Left aside some exceptions, Ariantinae shells are rather monomorphic (Fig. 3, Appendix). Because of the limited number of conchological characters, many authors studied the genital tract for morphological characters that could discriminate species and especially higher taxa. However, the genital morphology within this subfamily is also very homogeneous, what is uncommon among pulmonates. The form of the accessory glands, which are either undivided or more or less completely split (Fig. 4, Appendix), has been used by some authors as a (partial) basis for the systematics of the Ariantinae (Sturany and Wagner, 1914; Schileyko, 2006), although according to other authors both types of accessory glands can occur within the same genus, or even species (Hesse, 1931; Knipper, 1939; Schileyko, 2013).

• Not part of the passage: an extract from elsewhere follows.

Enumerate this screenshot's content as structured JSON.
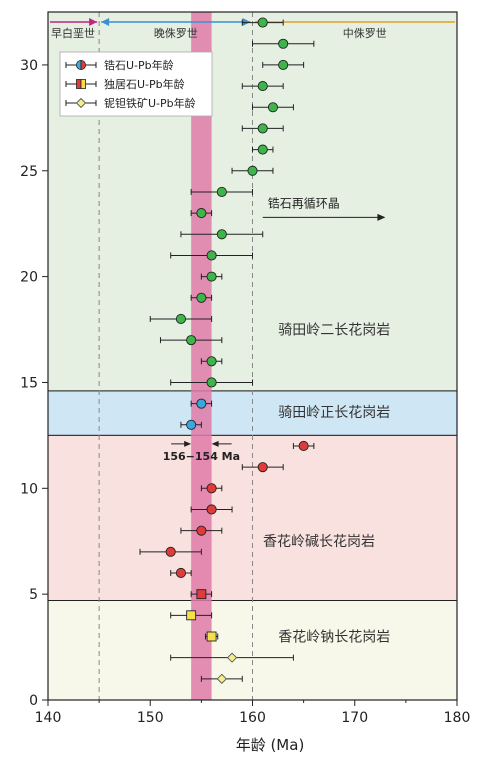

A classification of the species of Ariantinae in only two genera, as for example Helicigona and Campylaea (sensu Sturany and Wagner, 1914; Table 1), or Chilostoma and Campylaea (sensu Zilch, 1960; Table 1) is an oversimplification according to all modern authors, but what classification should be accepted alternatively remains a matter of dispute. Recently it has been suggested that the structure of the penial papilla might be a useful character to clarify the phylogenetic relationships between the (sub)genera within the subfamily (Schileyko, 2013), but that view still has to be confirmed.
Obviously, given the actual situation, a new approach is necessary, as was realized most recently by Groenenberg et al. (2012) and Cadahia et al. (2013), who tried to escape from the confusion by the use of molecular phylogenetics. Despite its shortcomings in the completeness of the molecular data, this article expands the reliability of the molecular phylogeny reconstructions, enabling a still better founded discussion regarding the subdivisions of the Ariantinae.
Our analyses do not support an evolutionary significance of the transformation series based by Schileyko (2013) on the structure of the penial papilla in several Ariantinae genera. Dinarica and Cattania are not closely related to Helicigona, for example, so that the depicted morphocline Cattania - Helicigona - Dinarica (Schileyko, 2013) cannot be interpreted in an evolutionary context.
Aiming at a general classification of the Ariantinae, the shape of the accessory glands is equally uninformative. The transition from undivided to split gland(s), or the other way round, must have occurred more than once.
When the phylogeny reconstructions obtained with this study are compared to generic classifications based on conchology and geography, nearly all the named (sub)genera are recovered as distinct clades. A few additional (sub)generic groups were discovered and described, viz. Campylaea (Oricampylaea), Chilostoma (Achatica), Cattania (Cattaniella), Pseudotrizona, Kollarix (Table 5, Appendix). The phylogenetic relationships above the genus-level, as indicated by the lower posterior probabilities, remain less certain in many cases. For a limited number of genera, sister-group relationships were disclosed, i.e. Arianta-Cylindrus, Causa-Isognomostoma, Josephinella-Thiessea and Kosicia-Faustina (PP ≥ 0.95; Figs 1, 2, S5, S6). In particular the close relationship between Cylindrus and Arianta is intriguing. Clearly both genera are part of a lineage that was less restricted in the development of conchological novelties. The classification of Cylindrus as a member of the Ariantinae is now confirmed genetically.
We agree with Cadahia et al. (2013) that indications of evolutionary age are uncertain, to say the least. The fossil record is very incomplete indeed, and a molecular clock model is also not easily applicable. The unattractive alternative would have been to omit such speculations altogether.